Знакомство Булгарина с Сенковским состоялось раньше, чем с Гречем[555], а в дальнейшем никогда не прерывалось. Познакомились они еще в Вильно. После поражения наполеоновской Франции Булгарин в 1814–1815 гг. жил в Варшаве[556]. В 1816 г. (или в декабре 1815 г.) он отправился в Петербург[557] представлять интересы дяди Павла Булгарина, который вел процесс по поводу наследства[558]. 10 января началось рассмотрение дела в Сенате. Основные слушания прошли 7 августа и 28 сентября того же года[559]. Решение Сената последовало 16 октября[560]. Нужно полагать, что во время слушаний Булгарин находился в Петербурге, чтобы содействовать успешному решению дела.
Кроме того, Булгарин несколько раз утверждал, что с 1816 г. «подвизался на поприще русской словесности в столице»[561], правда, нам его русскоязычные публикации 1816–1819 гг. неизвестны.
Находился Булгарин в Петербурге и в начале 1817 г., по крайней мере Н.И. Тургенев общался с ним 5 февраля этого года[562]. В том же, 1817 г. Булгарин провел немало времени на Украине, если верить следующему его утверждению: «Я был в Малороссии в 1817 году, посещал домы хлебосольных малороссийских помещиков, бывал в домах казаков (то же, что однодворцы) и навещал крестьян, чтоб изучить страну»[563]. Возможно, он был в Петербурге и в январе – марте 1818 г., когда вновь слушалось дело дяди[564].
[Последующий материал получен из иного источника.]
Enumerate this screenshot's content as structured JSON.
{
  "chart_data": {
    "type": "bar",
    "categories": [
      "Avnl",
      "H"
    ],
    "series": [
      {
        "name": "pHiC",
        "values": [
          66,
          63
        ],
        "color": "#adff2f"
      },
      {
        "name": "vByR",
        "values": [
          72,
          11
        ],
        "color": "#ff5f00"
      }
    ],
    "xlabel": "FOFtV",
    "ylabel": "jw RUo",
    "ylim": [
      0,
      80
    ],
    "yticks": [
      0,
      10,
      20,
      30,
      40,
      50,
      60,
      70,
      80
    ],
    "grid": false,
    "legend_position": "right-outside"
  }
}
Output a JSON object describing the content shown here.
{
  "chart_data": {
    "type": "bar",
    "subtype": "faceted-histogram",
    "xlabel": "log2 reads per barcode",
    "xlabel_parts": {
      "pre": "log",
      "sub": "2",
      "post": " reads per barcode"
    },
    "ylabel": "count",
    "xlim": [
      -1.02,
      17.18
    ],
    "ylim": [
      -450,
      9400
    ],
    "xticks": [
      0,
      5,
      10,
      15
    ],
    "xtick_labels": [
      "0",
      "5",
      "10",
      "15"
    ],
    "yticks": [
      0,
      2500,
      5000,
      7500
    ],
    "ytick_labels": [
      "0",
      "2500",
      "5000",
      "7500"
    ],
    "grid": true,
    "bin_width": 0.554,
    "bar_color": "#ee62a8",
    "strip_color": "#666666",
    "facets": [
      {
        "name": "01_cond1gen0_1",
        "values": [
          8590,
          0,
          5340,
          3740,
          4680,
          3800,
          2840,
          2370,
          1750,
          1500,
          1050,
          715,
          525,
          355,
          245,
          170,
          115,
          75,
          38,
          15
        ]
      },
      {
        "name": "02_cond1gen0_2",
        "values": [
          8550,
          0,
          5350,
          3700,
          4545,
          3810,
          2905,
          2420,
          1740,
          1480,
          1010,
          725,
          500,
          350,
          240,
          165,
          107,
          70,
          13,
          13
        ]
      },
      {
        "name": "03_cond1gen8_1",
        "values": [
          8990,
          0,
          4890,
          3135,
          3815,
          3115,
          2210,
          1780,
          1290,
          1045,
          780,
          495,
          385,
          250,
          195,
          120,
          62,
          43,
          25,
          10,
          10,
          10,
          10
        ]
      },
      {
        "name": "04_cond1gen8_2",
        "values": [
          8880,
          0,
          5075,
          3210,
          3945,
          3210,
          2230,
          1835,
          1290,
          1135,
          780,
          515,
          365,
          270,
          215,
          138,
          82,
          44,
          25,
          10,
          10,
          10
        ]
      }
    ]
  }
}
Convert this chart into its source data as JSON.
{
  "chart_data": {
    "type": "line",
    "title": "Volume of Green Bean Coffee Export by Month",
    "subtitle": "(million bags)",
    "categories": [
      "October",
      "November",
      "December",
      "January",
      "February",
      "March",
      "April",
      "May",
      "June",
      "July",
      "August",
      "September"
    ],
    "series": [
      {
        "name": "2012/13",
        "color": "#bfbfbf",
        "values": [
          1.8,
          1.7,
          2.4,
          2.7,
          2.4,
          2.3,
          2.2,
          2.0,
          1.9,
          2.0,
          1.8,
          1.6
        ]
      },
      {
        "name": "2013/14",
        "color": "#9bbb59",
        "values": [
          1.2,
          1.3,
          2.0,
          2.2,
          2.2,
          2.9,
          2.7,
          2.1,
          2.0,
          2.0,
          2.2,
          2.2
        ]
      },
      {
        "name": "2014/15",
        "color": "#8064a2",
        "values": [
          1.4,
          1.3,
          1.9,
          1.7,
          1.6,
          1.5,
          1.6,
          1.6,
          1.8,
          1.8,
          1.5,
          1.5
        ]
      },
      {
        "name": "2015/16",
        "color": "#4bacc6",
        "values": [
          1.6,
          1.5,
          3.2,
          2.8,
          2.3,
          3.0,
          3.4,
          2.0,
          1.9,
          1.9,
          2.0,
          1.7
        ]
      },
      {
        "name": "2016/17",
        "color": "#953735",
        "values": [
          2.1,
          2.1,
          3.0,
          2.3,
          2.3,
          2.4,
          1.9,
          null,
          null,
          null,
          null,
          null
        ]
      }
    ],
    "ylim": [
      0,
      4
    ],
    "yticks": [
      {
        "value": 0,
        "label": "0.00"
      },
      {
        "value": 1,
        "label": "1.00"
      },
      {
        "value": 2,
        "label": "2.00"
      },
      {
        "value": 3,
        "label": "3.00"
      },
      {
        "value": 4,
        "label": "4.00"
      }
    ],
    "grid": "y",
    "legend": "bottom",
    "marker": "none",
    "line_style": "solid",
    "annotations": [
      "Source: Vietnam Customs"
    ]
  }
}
В то же время Булгарин не раз утверждал, что 1816–1819 гг. провел в Вильно. Он писал: «Я не совершенный профан в медицине, ибо в течение 3 лет слушал курсы различных отраслей медицины в Виленском университете единственно из любви к науке»[565]; «В курс медицины, кроме терапии, патологии и проч., входят физиология, анатомия и все естественные науки, с которыми я желал коротко ознакомиться и потому, во время пребывания в Вильне (1816–1819), посещал, как любитель[566], занимательнейшие лекции господ профессоров бывшего Виленского университета Иосифа Франка, Боянуса, Андрея Снядецкого, Юндзилла, Гомулицкого и знаменитого медико-хирурга и оператора В.В. Пеликана <…>»[567].
Таким образом, имеющиеся свидетельства о местопребывании Булгарина в эти годы достаточно противоречивы. Мы склоняемся к мнению, что в указанное время Булгарин вел дела дяди и, находясь по большей части в Вильно, тем не менее часто и надолго отлучался из города.
В эти же годы в Виленском университете учился и Сенковский.
Булгарин вспоминал: «Я знал покойного О.И. Сенковского с начала 1817 года, т. е. сорок с лишком лет, прочел все, что он написал по-русски, по-польски и по-французски, и могу утвердительно сказать, что находился с ним всегда в самых коротких отношениях»[568]. Может быть, память ему изменяет (в этих воспоминаниях есть ошибки в датах), и знакомство состоялось позже. Мы знаем, что Сенковский вступил в общество шубравцев 23 июня 1818 г., а Булгарин – в конце января 1819 г., так что впервые встретиться они могли и там. Так или иначе, но несомненно, что узнали они друг друга еще в Вильне. В другой газетной статье Булгарин писал: «Я был свидетелем, когда в Вильне проживало все высшее общество западных губерний, что О.И. Сенковского, весьма молодого человека, признавали необыкновенным явлением в ученом мире и все старались с ним познакомиться»[569]. У них была масса общих знакомых, и, главное, они оказались причастны к идейной атмосфере Виленского университета и к идеологии наиболее ярких его представителей, создавших общество шубравцев.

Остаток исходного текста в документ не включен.